Progress 01/03/20 to 09/30/20

Outputs
Target Audience:Professionals and practioners who work in the animal health industry. Changes/Problems: Nothing Reported What opportunities for training and professional development has the project provided?A post-doctoral student learned to construct a sector beef production model and use linear programming to obtain less cost movement of beef through the system from birth to slaughter. How have the results been disseminated to communities of interest?Results were presented at the below conference. Kaniyamattam, Karun, Loren W. Tauer, Yrjo T. Grohn. The economic costs of antibiotic use constraints in U.S. integrated beef supply chains: A systems approach. Conference of Research Workers in Animal Diseases Virtual Conference, December 5-8, 2020 https://crwad.org/2020-crwad-conference/ What do you plan to do during the next reporting period to accomplish the goals?A conceptual principle-agent model will be developed to investigate viable contracts to support the increased use of pre-conditioning of beef calves to enter feedlots. Preconditioned calves are less susceptible to stress related production issues such as disease.

Impacts
What was accomplished under these goals? The United States (U.S.) beef industry is a prominent antibiotic user, with an annual average usage of 2500 tons of medically important antibiotics in 2018. Our objective was to estimate the economic costs of antibiotic use reduction in a conceptual U.S. beef supply chain, in order to mitigate the increasing risk of antibiotic resistance, by reducing antibiotic use. A conceptual network model of the U.S. integrated beef supply chain was developed, modeling the annual supply of 30 million animals through cow-calf, stockers, backgrounders, and feedlot operations. The entire supply chain was differentiated into 37 different nodes of production. Each node could only raise specific type of animals, differentiated based on the production process and health status, and hence could only follow a specific antibiotic use strategy. The cost as well as weight gain efficiency were calculated for each node, based on average U.S. beef production budgets. The linear programming solutions to this network model provided the least cost path of beef through the system, under various antibiotic use constraints. The budget calculated cost as well as weight gain efficiency of the 37 nodes, with an initial supply of 30 million calves, and a final demand of 16.14 million tons of slaughter ready fed cattle, were used as inputs/constraints to 3 different linear programming models, with different antibiotic use constraints. Our first model, the basic optimization model, which had no antibiotic use constraints, estimated that the minimum economic cost was $3,931 million to meet the final demand. It found not surprisingly that only high health status entering calves are optimal. Our second model, which was constrained to use all the calves irrespective of their health status, increased the system cost to $4,079 million.

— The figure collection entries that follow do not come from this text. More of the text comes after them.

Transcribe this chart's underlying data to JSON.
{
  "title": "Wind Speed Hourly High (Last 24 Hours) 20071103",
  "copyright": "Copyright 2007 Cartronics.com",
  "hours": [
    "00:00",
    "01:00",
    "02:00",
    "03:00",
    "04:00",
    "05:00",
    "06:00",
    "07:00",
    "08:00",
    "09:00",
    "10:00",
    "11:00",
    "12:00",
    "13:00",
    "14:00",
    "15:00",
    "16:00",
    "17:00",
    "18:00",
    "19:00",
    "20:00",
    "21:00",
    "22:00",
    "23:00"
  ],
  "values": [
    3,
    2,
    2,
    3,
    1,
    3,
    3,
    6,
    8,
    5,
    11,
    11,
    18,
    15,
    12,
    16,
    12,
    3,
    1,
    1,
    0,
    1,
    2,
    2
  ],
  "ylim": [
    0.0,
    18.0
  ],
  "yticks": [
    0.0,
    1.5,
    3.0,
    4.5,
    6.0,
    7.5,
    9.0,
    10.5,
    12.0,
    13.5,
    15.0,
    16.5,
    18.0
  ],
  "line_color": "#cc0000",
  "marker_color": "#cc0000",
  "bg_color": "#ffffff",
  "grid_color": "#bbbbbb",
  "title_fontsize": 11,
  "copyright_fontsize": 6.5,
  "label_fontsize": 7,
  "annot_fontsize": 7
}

Our third model, which avoided the feedlots using antibiotics from the network, incurred a total cost of $4,661 million for antibiotic free beef production. The additional cost of $582 million for implementing antibiotic free beef production is relatively low, and less than one percent of total slaughter cash receipts of $67 billion.

Publications

  • Type: Conference Papers and Presentations Status: Accepted Year Published: 2020 Citation: Kaniyamattam K., LW Tauer, and YT Grohn. The economic costs of antibiotic use constraints in U.S. integrated beef supply chains: A systems approach. The Conference of Research Workers in Animal Diseases (CRWAD). December 5-8, 2020.